D’autre part, les auteurs démontrent, en suivant grâce à un traceur les CSE injectées dans les embryons 4-cellules, qu’elles se différencient très rapidement et certainement avant d’avoir pu s’intégrer sous une forme encore immature pluripotente dans les embryons 4-cellules.

Il faut cependant remarquer que les CSE de singes Rhésus ont tous les autres attributs de la pluripotence : formation de tératomes, production de cellules différenciées fonctionnelles de multiples tissus in vitro (comme nous l’avons décrit à propos des travaux de M. Pucéat et P. Ménasché [7]), signature moléculaire. Est-ce que des CSE dérivées non pas de la masse interne, mais de blastomères (embryons 4-8 cellules) d’embryons de singes pourraient, elles, contribuer in vivo à des chimères ? Cela vaut peut-être d’être testé. Pourrait-on aussi, par un artifice de culture, induire un état plus « naïf » dans ces CSE qui élargirait leur potentiel in vivo, comme cela a été décrit pour les EpiSC de la souris que l’on peut convertir en CSE naïves [8] ?

Comme dans beaucoup de domaines, la souris - modèle d’étude « extra-ordinaire » - ne refléte que très mal la réalité de l’embryologie et de la physiologie humaines ou des primates non humains. Important, à l’heure des discussions éthiques et de la thérapie cellulaire.

Conflits d’intérêts

Les auteurs déclarent n’avoir aucun conflit d’intérêts concernant les données publiées dans cet article.

References
1.
Coulombel L. Pluripotence : une définition à géométrie variable . Med Sci (Paris). 2009; ; 25 : :798.–801.
2.
Cohen-Tannoudji M, Guénet JL. Une nouvelle ère pour la génétique du rat . Med Sci (Paris). 2011; ; 27 : :387.–390.
3.
Coulombel L. Reprogrammation nucléaire d’une cellule différenciée : on efface tout et on recommence . Med Sci (Paris). 2007; ; 23 : :667.–670.
4.
Brons IG, Smithers LE, Trotter MW, et al.

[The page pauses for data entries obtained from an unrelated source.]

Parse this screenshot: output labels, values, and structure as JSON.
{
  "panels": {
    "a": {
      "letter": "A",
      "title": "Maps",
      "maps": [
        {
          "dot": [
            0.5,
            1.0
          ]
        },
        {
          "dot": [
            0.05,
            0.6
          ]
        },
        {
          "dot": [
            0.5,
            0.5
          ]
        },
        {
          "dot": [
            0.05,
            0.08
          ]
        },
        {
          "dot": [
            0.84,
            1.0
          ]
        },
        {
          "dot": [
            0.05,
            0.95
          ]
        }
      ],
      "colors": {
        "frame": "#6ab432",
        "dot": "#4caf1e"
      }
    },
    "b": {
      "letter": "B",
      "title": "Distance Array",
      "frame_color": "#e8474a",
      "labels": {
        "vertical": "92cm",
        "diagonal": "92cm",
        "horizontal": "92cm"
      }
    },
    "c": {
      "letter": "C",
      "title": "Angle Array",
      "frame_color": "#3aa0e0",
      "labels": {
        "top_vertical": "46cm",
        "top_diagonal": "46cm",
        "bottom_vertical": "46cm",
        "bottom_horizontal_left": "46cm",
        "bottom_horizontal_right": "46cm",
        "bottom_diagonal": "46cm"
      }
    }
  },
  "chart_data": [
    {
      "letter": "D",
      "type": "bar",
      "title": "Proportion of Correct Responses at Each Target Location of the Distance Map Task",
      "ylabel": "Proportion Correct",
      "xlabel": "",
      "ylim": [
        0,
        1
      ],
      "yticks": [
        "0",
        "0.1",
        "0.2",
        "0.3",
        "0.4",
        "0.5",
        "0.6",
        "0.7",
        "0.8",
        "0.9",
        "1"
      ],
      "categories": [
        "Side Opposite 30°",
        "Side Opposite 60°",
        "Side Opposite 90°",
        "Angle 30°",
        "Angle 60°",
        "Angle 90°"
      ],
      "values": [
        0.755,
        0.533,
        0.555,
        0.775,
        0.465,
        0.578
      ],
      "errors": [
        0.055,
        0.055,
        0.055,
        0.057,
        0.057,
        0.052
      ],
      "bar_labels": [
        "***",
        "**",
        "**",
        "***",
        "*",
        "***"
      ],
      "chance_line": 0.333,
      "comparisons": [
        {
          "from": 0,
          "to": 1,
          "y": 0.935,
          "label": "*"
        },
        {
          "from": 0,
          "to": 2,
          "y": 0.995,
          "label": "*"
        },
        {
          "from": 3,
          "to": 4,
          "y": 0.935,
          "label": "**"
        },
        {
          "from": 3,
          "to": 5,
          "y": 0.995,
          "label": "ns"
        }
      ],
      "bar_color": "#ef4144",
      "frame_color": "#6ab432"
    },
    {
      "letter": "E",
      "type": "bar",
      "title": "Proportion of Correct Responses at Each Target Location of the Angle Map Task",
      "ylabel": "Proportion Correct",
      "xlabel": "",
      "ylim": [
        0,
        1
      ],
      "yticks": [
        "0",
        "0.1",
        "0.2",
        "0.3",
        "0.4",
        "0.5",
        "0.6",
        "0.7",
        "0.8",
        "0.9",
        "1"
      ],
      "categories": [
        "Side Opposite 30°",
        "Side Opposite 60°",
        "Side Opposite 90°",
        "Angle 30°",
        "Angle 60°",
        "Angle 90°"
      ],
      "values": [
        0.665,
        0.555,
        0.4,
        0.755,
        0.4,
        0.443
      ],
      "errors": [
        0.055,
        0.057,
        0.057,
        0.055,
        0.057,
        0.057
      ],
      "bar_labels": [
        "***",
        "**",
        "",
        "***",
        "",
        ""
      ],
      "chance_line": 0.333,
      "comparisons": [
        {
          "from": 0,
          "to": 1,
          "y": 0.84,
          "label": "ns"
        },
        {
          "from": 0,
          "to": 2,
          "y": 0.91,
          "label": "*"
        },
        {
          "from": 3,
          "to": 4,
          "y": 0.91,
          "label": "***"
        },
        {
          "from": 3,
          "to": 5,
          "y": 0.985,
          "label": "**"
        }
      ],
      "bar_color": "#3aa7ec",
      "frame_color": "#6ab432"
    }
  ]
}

Derivation of pluripotent epiblast stem cells from mammalian embryos . Nature. 2007; ; 448 : :191.–195.
5.
Tachibana M, Sparman M, Ramsey C, et al. Generation of chimeric Rhesus monkeys . Cell. 2012; ; 148 : :1.–11.
6.
Häfner S, Coulombel L. Naissance de Mito et Tracker : prélude à la correction des mutations de l’ADN mitochondrial chez l’homme ? Med Sci (Paris). 2009; ; 25 : :802.–803.
7.
Coulombel L. Coup de cœur pour un progéniteur multipotent mésodermique dérivé de cellules souches embryonnaires humaines . Med Sci (Paris). 2010; ; 26 : :439.–441.
8.
Nichols J, Smith A. Naive and primed pluripotent states . Cell Stem Cell. 2009; ; 4 : :487.–492.